Do-er and Be-er should not be confused with active and passive. If a Do-er is seen as active physically, a Be-er should be seen as active mentally. While the Do-er jumps in and tackles the problem by physical maneuverings, the Be-er jumps in and tackles the problem with mental deliberations.
The point is not which one is more motivated to hold its ground but how it tries to hold it.
A Do-er would build a business by the sweat of its brow.
A Be-er would build a business by attention to the needs of its clients.
Obviously both Approaches are important, but Main Characters, just like the real people they represent, will have a preference. Having a preference does not mean being less able in the other area.

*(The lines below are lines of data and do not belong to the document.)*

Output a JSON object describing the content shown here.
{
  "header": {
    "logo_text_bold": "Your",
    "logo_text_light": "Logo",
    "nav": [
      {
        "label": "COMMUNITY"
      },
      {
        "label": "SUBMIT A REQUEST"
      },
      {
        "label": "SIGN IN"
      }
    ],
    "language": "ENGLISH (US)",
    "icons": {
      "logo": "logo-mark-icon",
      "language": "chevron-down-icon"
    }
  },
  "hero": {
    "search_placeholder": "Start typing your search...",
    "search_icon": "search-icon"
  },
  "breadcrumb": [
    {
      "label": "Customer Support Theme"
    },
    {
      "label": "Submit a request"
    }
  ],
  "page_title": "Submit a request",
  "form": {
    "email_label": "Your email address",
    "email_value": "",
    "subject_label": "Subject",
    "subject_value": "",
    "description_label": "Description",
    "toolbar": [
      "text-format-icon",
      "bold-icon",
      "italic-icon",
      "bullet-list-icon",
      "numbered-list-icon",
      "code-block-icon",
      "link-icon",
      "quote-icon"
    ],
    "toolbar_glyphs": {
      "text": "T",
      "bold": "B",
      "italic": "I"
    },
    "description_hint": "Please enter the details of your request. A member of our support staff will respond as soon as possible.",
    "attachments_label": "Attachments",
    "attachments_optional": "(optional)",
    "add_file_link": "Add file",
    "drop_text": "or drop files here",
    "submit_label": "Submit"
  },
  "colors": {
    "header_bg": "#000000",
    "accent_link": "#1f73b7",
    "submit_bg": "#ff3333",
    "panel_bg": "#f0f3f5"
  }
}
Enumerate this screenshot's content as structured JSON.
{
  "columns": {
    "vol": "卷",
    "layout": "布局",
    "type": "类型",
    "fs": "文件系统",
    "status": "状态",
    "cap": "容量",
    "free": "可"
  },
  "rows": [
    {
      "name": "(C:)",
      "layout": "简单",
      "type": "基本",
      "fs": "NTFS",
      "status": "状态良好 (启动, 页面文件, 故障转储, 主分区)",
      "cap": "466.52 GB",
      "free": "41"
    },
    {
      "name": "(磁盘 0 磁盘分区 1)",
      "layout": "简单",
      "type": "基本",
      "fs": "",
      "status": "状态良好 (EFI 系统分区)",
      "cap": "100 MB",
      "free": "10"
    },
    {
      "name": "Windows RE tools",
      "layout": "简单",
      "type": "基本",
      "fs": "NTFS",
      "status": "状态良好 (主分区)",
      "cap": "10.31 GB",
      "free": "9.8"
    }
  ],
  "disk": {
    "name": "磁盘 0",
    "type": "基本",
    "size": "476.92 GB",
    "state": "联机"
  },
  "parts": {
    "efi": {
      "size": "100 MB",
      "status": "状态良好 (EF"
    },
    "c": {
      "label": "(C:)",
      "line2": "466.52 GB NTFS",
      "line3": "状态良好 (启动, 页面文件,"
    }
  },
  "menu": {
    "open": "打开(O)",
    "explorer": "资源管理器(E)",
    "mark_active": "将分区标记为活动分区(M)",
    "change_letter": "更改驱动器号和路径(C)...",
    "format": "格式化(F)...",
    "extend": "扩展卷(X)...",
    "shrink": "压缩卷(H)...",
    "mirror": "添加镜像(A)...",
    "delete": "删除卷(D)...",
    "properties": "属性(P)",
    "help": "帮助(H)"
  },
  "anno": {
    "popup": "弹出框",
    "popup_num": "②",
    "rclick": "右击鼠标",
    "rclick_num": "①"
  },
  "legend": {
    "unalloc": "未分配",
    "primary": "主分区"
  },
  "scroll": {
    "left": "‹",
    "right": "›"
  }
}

A martial artist might choose to avoid conflict first as a Be-er character, yet be quite capable of beating the tar out of an opponent if avoiding conflict proved impossible.
Similarly, a school teacher might stress exercises and homework as a Do-er character, yet open its heart to a student who needs moral support.
When creating your Main Character, you may want someone who acts first and asks questions later, or you may prefer someone who avoids conflict if possible, then lays waste the opponent if they won’t compromise.
A Do-er deals in competition, a Be-er in collaboration.
The Main Character’s affect on the story is both one of rearranging the dramatic potentials of the story, and also one of reordering the sequence of dramatic events.
By choosing Do-er or Be-er you instruct Dramatica to establish one method as the Main Character’s approach and the other as the result of its efforts.